Per utilizzare tutta la scuola come un laboratorio è necessario modificarne la funzionalità poiché, per intercettare i bambini e gli adolescenti di oggi, la scuola deve ospitare forme articolate di mediazione e di comunicazione.
Non è in gioco solo il recupero di una modernità multimediale, ma anche di un ambiente fisico, di un faccia a faccia, di un incontro di corpi che “pensano”.
Ogni angolo della scuola deve essere organizzato per diventare setting di apprendimento, non solo le aule, ma corridoi, atri, spazi all’aperto.
Il consolidato modello anglosassone delle aule laboratorio può essere un’ottima strategia per migliorare il benessere degli studenti determinato proprio dal movimento che permette un rapido ed efficace passaggio da una disciplina ad un’altra. Muoversi aiuta a star bene. Rovescia la prassi, accorcia le distanze fra docenti ed alunni perché i ragazzi sono responsabilizzati ed anche la didattica disciplinare avviene in modalità laboratoriale. Tutto è dinamico. La domanda era: può bastare solo lo squillo del cambio d’ora per chiudere con un argomento e immergersi in un altro senza far fatica? Attraversare il corridoio scherzando con i compagni e arrivare in un’aula dove ti accoglie il prof, che ha pronti tutti i materiali e i sussidi specifici, lo favorisce. E il benessere favorisce l’apprendimento.

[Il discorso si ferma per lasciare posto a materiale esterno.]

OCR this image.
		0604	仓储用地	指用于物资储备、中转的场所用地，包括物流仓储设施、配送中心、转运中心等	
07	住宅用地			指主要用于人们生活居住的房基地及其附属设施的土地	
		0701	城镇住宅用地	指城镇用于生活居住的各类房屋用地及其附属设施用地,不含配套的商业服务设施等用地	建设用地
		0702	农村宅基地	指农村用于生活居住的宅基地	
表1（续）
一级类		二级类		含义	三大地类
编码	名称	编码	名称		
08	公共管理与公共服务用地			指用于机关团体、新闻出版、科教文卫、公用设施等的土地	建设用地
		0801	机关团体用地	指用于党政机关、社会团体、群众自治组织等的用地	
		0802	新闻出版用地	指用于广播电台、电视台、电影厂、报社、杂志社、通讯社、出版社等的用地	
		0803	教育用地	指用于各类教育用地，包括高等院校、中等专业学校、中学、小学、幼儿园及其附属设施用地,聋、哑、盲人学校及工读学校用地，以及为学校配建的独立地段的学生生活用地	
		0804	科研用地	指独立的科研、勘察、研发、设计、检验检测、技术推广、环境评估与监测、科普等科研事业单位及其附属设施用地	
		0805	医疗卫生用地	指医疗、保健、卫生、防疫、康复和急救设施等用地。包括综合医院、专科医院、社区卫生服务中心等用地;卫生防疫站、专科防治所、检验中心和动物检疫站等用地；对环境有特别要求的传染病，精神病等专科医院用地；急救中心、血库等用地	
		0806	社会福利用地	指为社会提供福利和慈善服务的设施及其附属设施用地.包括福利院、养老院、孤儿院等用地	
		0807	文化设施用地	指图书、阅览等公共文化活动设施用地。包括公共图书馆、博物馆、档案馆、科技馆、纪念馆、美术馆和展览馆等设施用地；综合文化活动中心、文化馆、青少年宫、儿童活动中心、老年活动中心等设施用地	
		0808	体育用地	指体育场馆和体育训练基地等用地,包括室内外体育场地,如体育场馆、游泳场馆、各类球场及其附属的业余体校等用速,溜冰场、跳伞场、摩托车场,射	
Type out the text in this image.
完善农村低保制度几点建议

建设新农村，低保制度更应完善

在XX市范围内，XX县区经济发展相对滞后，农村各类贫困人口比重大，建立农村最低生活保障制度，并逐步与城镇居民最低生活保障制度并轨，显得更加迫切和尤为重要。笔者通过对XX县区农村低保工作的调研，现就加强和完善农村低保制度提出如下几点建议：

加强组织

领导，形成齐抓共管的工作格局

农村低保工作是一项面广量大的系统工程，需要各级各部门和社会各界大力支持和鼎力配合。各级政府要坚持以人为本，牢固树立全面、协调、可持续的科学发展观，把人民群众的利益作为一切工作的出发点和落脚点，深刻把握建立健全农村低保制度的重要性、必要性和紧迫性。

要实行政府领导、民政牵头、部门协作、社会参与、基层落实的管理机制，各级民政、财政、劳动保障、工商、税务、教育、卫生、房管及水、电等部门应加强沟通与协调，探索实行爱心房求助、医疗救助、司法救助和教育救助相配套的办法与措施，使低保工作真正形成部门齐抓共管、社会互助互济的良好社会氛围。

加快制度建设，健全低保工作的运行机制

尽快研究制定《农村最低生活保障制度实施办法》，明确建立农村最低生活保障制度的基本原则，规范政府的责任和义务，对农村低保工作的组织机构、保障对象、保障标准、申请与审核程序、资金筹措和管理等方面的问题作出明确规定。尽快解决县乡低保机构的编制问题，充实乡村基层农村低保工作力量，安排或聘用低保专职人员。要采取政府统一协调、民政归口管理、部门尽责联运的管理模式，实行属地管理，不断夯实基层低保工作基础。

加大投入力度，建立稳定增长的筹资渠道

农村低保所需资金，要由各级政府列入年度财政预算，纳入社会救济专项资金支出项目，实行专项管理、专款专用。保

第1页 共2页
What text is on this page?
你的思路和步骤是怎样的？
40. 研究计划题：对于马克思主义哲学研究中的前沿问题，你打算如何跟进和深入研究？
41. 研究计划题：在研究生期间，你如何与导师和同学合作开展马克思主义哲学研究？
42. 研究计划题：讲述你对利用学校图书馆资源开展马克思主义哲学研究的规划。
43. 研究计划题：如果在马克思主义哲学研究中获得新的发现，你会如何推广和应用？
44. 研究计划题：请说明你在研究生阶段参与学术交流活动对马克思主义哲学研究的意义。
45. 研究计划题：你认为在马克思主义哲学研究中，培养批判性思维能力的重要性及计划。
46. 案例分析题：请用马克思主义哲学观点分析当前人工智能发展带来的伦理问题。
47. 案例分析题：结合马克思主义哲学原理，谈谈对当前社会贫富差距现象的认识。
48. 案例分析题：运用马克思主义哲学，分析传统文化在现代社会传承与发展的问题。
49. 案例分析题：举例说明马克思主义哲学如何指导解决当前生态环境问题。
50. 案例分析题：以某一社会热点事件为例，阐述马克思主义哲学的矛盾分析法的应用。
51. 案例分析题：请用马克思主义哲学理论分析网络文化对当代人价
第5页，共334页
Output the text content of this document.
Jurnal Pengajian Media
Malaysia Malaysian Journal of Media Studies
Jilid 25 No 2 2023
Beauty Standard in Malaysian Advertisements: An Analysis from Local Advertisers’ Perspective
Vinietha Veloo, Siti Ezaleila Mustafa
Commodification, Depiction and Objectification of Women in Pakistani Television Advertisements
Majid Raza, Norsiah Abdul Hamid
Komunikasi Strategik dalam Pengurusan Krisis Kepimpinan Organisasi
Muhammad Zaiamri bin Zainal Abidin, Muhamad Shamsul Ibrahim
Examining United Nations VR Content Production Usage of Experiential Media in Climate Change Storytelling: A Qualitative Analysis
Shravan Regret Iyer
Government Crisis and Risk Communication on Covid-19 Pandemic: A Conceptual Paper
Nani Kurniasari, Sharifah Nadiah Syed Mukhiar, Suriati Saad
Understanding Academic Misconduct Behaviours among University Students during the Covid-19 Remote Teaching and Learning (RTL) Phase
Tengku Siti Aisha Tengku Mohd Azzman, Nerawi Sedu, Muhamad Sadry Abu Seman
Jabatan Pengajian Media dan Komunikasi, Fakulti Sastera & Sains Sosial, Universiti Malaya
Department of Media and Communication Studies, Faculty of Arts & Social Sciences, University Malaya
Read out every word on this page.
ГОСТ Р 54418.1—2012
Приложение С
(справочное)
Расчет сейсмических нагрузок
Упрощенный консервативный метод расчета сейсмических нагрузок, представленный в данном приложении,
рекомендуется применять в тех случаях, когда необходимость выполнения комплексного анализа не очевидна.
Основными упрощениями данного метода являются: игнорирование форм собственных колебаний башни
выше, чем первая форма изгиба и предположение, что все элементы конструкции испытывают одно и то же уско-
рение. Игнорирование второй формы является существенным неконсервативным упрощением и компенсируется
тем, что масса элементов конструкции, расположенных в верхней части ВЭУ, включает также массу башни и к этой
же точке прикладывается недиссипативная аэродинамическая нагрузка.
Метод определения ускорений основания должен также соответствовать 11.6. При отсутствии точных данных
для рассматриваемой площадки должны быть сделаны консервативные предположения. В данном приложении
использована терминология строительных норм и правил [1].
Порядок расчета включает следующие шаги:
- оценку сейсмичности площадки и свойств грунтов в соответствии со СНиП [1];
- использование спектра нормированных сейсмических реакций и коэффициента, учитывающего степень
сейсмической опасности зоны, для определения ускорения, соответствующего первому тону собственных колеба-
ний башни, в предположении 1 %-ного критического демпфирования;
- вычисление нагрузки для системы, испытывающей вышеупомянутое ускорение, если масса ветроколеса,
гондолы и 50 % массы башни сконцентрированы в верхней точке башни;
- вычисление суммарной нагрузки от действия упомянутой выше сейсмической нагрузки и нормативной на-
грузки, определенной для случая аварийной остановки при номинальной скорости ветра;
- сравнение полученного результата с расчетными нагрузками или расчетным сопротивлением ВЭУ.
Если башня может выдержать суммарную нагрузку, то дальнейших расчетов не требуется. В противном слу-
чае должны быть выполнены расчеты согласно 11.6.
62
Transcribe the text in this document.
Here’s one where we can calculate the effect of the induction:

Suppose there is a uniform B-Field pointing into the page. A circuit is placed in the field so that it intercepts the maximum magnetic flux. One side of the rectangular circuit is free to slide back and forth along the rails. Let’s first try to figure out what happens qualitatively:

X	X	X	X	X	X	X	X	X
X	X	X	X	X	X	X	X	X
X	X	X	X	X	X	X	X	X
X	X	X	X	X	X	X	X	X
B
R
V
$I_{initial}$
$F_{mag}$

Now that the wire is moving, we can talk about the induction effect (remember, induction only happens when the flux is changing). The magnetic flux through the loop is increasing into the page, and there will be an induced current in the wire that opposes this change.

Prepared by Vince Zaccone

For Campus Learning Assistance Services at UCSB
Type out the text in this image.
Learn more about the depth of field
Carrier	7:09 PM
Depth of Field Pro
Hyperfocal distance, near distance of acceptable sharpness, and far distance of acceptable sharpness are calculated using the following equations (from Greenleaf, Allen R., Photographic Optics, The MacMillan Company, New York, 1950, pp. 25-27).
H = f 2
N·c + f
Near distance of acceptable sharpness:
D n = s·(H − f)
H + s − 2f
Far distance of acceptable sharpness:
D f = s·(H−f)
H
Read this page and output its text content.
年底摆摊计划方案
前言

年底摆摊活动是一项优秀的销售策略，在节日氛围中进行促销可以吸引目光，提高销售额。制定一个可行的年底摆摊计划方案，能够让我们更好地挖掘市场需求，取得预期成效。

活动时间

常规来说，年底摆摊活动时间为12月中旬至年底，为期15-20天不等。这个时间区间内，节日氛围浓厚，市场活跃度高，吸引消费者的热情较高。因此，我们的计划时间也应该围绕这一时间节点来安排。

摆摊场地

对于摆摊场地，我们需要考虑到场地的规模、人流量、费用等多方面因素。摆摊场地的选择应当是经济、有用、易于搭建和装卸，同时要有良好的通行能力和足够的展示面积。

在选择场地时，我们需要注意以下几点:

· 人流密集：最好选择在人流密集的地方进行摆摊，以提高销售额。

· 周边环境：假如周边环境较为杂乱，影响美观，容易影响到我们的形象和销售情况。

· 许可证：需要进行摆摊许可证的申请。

Per la realizzazione di attività laboratoriali molto complesse che richiedono la ricerca e la sperimentazione si creano tra i ragazzi gruppi di lavoro di interesse. Un laboratorio per la realizzazione di un elaborato multidisciplinare offre la possibilità di creare gruppi di studenti rispetto alle proprie inclinazioni e alle proprie conoscenze. Ciascuno troverà spazio per fare e per imparare, tutti, sia coloro che hanno forme di funzionamento del cervello con differenze e difficoltà che coloro che hanno capacità intellettive alte o superiori.
In questo modo è possibile realizzare una scuola realmente inclusiva.
Queste sono le idee che abbiamo posto alla base del nostro Piano di Formazione dei docenti per l’Ambito 18 nel primo triennio. Abbiamo realizzato percorsi di formazione trasversali alle scuole dell’ambito per favorire la collaborazione e la contaminazione e pensato modelli di formazione basati soprattutto sul coinvolgimento diretto dei docenti coinvolti per migliorare la qualità della didattica.
Per realizzare una scuola innovativa è necessario uscire dalla zona di comfort, quella nella quale ci muoviamo riproponendo il già fatto e promuovere la ricerca.